Я с удовольствием наблюдал за сыном и никак не мог понять, что в создании этого чуда есть доля и моего участия. После обеда его уложили спать, однако моё присутствие возбуждало, в кроватке лежать ему явно не хотелось, и он украдкой посматривал в мою сторону, решая, очевидно, дилемму, признавать ли меня за отца или проигнорировать. Наконец, он успокоился, Фаина ушла за продуктами, и я полюбил Светку на кухне, на коврике, прямо на полу. После родов чувственность её обострилась, она смело реагировала на мои откровения, сдёрнула с себя лифчик, и я с вожделением смотрел, как из набрякших и пунцовых сосков выделяются капельки молока, смачивая мой торс. Неужели она до сих пор кормит грудью ребёнка? Её крепкие бёдра плотно обжимали деревянный, изголодавшийся банан, она прерывисто и нервно дышала, закусила в возбуждении прядь своих волос и неистово подмахивая, властно требовала:

– Ещё, ещё, ещё! – как рысь, изгибаясь, умоляла она, и я с болью вдавливал свои чресла в ответ на призыв женщины. Я уже давно заметил, что крики и стоны из – под моего тела рождают во мне сладостное наслаждение и окрылённое чувство превосходства над партнёршей.

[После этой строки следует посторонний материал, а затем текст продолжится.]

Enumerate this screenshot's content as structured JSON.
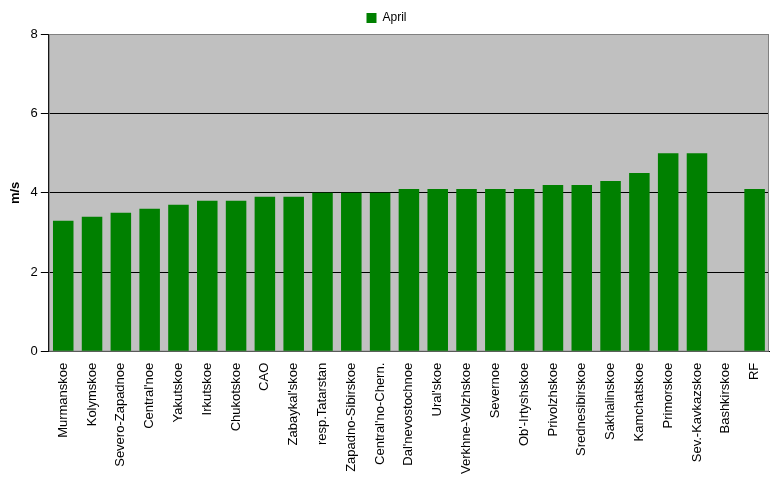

Светка вдруг замерла, сцепив ноги на моих ягодицах, я понял, что она кончает, и долгий вздох облегчения дуэтом заполнил тишину испуганной кухни. Мощной струёй, словно из велосипедного насоса, брызнула в жену моё многомесячное воздержание. Раз, другой и, наконец, третий, короткий, как точка. В изнеможении Светка раскинула в стороны руки и ноги, наощупь нашла мои пересохшие губы и наградила долгим, благодарным поцелуем.

– Скучала без меня, – чтобы как – то нарушить паузу, задал я риторический вопрос.

– Не то слово, на стенку лезла, – промурлыкала она и щекой потёрлась о моё плечо.

– Будем подниматься?

– А ты как хочешь?

– Не будем, – засмеялась Светка и закинула руки за голову.

Перескакивая с пятого на десятое, я вкратце пересказал жене наиболее важные события, подробно остановился на процессе экзаменов и о полезных встречах со своими коллегами.

– Умница, – подытожила Светка мой монолог, от души расцеловала и положила голову на грудь. – Нет, действительно, в кого ты такой умный?

– С кем поведёшься… – многозначительно ответил я и почувствовал новый прилив желания. Я властно поставил её на колени. Светкина спина прогнулась, она приникла щекой к коврику, вытянула руки вперёд и прошептала:

– Это что – то новенькое.

– Нам с тобой ещё многому предстоит научиться. А это – классическая поза, подаренная природой всякому живому существу. Поза номер один.

Вцепившись в её свинцовые груди, я стал деловито, не торопя события, накачивать жену кайфом. И мне казалось, что гордость моя прощупывается где – то в районе Светкиного пупка. Она извивалась, как змея, вертела попкой, как пропеллером, и, наслаждаясь, повизгивала.